Victorian doctors were much more likely to be worried, though, about their patients being aroused by them. The fear was that chemical anaesthetic would have a potent influence particularly on female patients, who might then undergo sexual delusions and accuse their doctor of assault.
Evidence suggests that doctors were more likely than their middle-class peers to be successfully accused of sexual assault on female patients, and the fear that they would be prosecuted might induce high levels of anxiety or despair. William Whitfield Edwards committed suicide in December 1882 after an allegation of kissing his patient.

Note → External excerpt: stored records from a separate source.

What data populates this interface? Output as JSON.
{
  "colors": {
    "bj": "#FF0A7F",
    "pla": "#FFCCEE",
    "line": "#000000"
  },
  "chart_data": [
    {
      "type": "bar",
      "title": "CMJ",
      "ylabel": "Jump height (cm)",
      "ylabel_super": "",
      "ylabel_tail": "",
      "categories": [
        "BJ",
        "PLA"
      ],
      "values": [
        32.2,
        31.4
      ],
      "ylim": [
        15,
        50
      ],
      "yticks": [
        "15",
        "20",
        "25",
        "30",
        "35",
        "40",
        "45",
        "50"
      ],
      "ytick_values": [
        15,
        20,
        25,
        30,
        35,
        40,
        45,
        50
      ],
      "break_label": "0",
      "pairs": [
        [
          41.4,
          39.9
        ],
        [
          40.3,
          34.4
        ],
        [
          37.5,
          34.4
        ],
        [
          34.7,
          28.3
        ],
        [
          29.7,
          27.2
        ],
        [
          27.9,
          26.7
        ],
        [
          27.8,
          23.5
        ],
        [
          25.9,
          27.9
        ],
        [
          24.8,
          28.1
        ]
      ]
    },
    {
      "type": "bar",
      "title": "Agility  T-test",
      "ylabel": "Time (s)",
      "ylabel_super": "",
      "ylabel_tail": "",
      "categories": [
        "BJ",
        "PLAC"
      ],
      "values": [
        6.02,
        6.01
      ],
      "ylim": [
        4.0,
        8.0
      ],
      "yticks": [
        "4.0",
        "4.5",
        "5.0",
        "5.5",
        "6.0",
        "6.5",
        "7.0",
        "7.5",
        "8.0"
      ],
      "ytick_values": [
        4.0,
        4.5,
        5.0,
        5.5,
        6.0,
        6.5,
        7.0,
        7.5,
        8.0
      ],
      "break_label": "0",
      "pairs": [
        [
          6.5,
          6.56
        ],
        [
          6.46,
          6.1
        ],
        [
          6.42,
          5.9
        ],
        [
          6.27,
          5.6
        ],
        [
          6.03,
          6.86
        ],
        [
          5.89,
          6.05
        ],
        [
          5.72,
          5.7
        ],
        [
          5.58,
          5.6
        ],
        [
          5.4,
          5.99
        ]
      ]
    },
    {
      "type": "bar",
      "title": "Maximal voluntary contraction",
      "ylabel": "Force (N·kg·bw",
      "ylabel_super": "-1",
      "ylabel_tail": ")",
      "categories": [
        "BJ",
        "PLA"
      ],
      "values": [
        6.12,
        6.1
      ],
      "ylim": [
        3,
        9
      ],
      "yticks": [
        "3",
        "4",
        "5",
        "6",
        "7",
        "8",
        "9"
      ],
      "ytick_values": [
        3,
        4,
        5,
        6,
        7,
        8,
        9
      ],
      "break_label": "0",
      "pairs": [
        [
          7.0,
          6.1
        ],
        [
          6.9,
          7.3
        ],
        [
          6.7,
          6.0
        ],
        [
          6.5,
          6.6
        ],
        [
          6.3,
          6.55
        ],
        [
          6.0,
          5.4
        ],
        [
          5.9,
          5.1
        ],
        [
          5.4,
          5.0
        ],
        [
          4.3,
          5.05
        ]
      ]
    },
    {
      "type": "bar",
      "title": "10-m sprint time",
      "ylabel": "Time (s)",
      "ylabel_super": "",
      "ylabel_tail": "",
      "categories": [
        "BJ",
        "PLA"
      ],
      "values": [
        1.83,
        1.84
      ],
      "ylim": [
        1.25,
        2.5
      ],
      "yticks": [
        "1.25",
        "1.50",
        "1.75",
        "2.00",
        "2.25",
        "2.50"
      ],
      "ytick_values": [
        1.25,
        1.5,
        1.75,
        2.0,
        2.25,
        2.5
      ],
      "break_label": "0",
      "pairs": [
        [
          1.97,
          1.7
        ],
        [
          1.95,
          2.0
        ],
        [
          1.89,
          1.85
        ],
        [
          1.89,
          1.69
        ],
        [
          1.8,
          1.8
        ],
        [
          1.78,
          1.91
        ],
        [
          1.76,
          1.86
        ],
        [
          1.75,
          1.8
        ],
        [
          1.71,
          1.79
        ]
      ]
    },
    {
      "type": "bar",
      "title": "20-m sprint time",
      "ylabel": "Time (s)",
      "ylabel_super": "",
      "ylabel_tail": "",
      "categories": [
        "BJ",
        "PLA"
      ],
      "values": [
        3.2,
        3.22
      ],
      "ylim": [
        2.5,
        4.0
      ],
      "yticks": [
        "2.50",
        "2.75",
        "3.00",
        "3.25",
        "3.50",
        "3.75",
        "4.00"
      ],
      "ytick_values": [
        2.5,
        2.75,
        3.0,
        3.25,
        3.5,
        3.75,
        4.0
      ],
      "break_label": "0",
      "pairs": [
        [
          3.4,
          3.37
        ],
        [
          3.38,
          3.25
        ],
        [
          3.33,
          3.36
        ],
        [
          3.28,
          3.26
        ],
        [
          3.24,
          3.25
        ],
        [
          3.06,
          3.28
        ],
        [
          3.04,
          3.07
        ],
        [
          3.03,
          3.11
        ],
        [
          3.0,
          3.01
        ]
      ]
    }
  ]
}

Quacks finds a humorous way to remind us that even supposedly great doctors were humans, too, with disappointing marriages, career mistakes and less-than-great personal habits. There is a serious point here as well: it is inevitable that doctors will fail sometimes, because they are human. This does not mean that we should accept unethical or criminal doctors without protest. It does remind us, however, that medical men and women must be allowed to be human first and professionals second.